Dear SHARE,
This is your moment — or it should be.
When I arrived in Seattle 20 years ago, you’d already been running a tent encampment for several years. At this point, between the Bunkhouse day shelter, all your self-managed small-site shelters, Nickelsville and Tent Cities 3 and 4, you provide safety to more people every night than anyone else in the county.
Seattle is in the midst of a crisis when it comes to unsheltered people, and without what you do, things would be much, much worse.
Over the past two decades, we’ve gone from 500 unsheltered homeless people to last year’s count of 2,303 people in Seattle who were outside after the shelters were full. That number represents a 16 percent over the previous year.
After the last shelter bed in the city is filled, and people are sent away from Operation Nightwatch into the dark with just a blanket and a sandwich, you are there.
When a homeless family calls the 211 info line and finds that it will be weeks before it can get an intake appointment, much less a place to stay, you are there.
When homeless people can’t bear to leave their pets, you are there. When couples refuse to be separated from each other just to get a mat on a floor, you are there.
When people don’t have a place to live, but are otherwise perfectly capable of taking care of themselves, you are there.
You understand that not every homeless person needs a case manager. You begin from an assumption of capability, rather than brokenness. What you do is necessary, counter-cultural and amazing.
Mayor Murray has convened a Task Force on Unsheltered Homelessness to recommend actions to mitigate the crisis. It’s looking for out-of-the-box ideas that don’t cost much.
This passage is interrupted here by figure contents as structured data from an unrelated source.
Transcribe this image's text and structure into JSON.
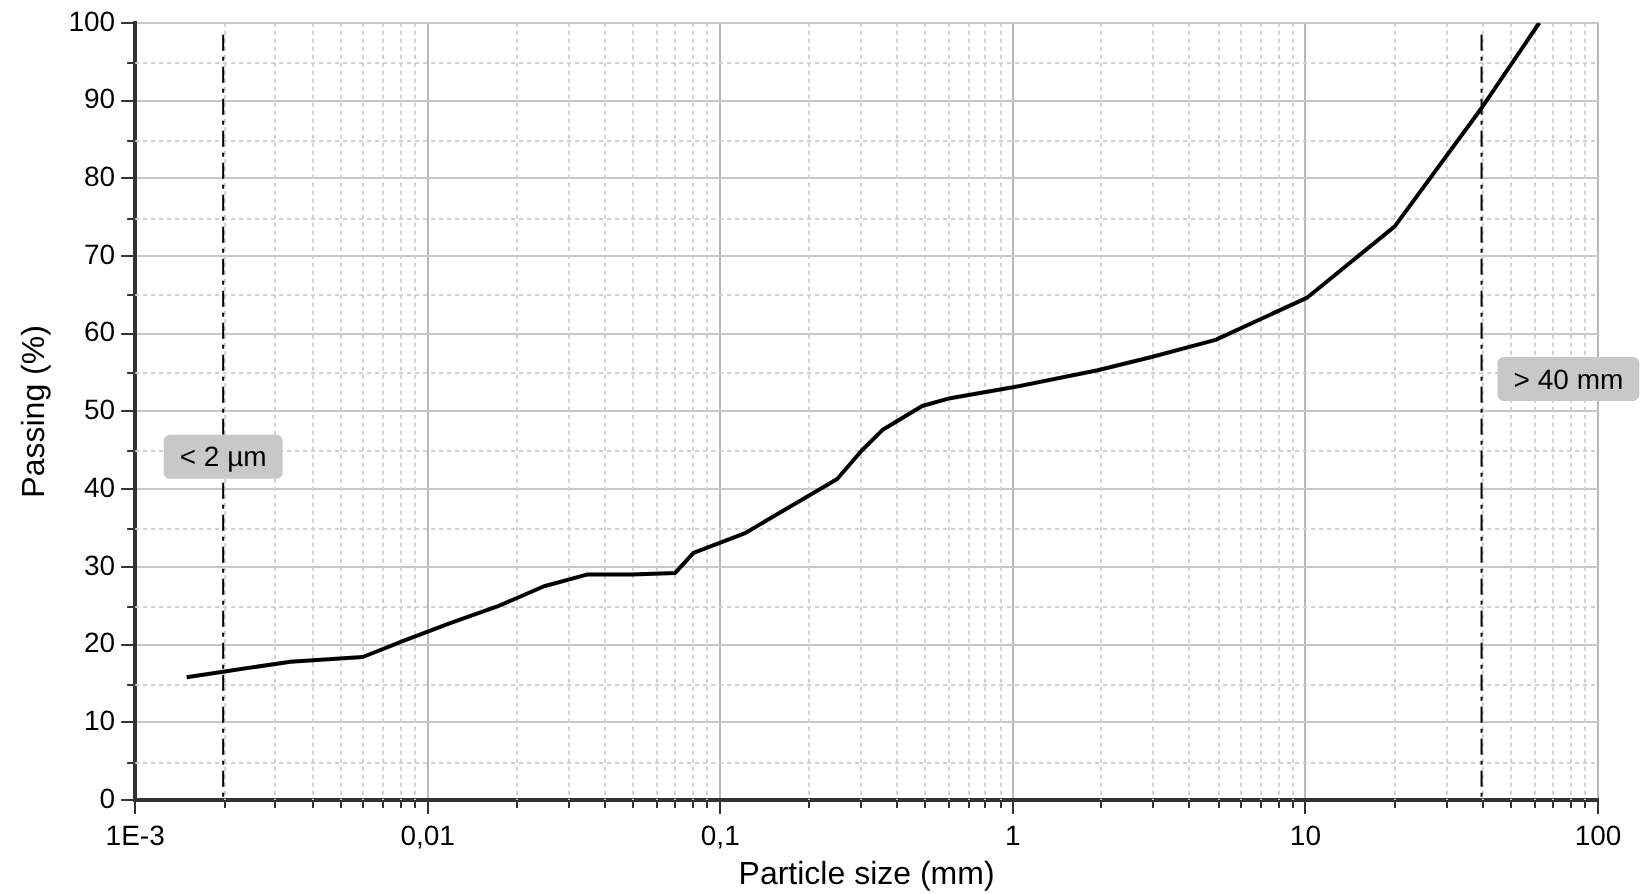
{
  "chart_data": {
    "type": "line",
    "xlabel": "Particle size (mm)",
    "ylabel": "Passing (%)",
    "log": "x",
    "grid": true,
    "legend": false,
    "marker": "none",
    "line_style": "solid",
    "xlim": [
      0.001,
      100
    ],
    "xticks": [
      {
        "value": 0.001,
        "label": "1E-3"
      },
      {
        "value": 0.01,
        "label": "0,01"
      },
      {
        "value": 0.1,
        "label": "0,1"
      },
      1,
      10,
      100
    ],
    "ylim": [
      0,
      100
    ],
    "yticks": [
      0,
      10,
      20,
      30,
      40,
      50,
      60,
      70,
      80,
      90,
      100
    ],
    "series": [
      {
        "color": "#000000",
        "x": [
          0.0015,
          0.0034,
          0.006,
          0.0083,
          0.012,
          0.0173,
          0.025,
          0.035,
          0.05,
          0.07,
          0.081,
          0.121,
          0.251,
          0.305,
          0.358,
          0.49,
          0.61,
          1.0,
          1.95,
          2.98,
          4.93,
          10.1,
          20.2,
          40.3,
          63
        ],
        "values": [
          15.8,
          17.8,
          18.4,
          20.5,
          22.8,
          24.9,
          27.5,
          29.0,
          29.0,
          29.2,
          31.8,
          34.3,
          41.3,
          45.0,
          47.6,
          50.7,
          51.7,
          53.1,
          55.3,
          57.0,
          59.2,
          64.6,
          73.8,
          89.2,
          100
        ]
      }
    ],
    "ref_lines": [
      {
        "axis": "x",
        "value": 0.002,
        "label": "< 2 µm",
        "color": "#000000",
        "line_style": "dashdot"
      },
      {
        "axis": "x",
        "value": 40,
        "label": "> 40 mm",
        "color": "#000000",
        "line_style": "dashdot"
      }
    ]
  }
}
Your friends want to see more support for what you do.
You have a hard-fought, 20-plus-year history of being there against the odds. You create community engagement wherever you go. Your church-sponsored encampments, and even the squatter encampments, have done more to build political will to end homelessness around here than most anything else.
So why aren’t you getting more support? Why, during the task force’s most recent meeting, wasn’t supporting encampments one of the topmost priorities?
Part of it is this: To some, the very idea of homeless people in charge of themselves makes no sense. It is an oxymoron, like infant emancipation.
But they won’t say that. They’ll say living in a tent isn’t good enough, as if there were plentiful alternatives. They’ll say encampments don’t move people out of homelessness, as if a mat in a shelter were some sort of golden ticket.
If they can’t control you, you are a threat. They might tolerate you because they have to, but they will never support you. This is the shadow-side of an industry that seems content to manage homelessness into the next millennia.
But you also have many, many friends. When the city recently threatened to sweep Tent City 3, a whole community had your back. We see that what you do is heroic, and we want you to have more support.
But you make it hard.
Because the whole operation depends upon a few over-extended staff, and there doesn’t seem to be a back-up plan.
Because when you get $30,000 behind on your Honey Bucket bill, people wonder about your sustainability.
Because no one knows when the whole high-wire act that is SHARE and Nickelsville might come crashing down.
What you do is too important to be this vulnerable. And that makes people reluctant to put more eggs into your very shaky basket.
This is what your friends think but don’t say. This is what no one thinks you can hear.
People want to help. Give us a reason to think we can. Without that, it’s hard to convince others.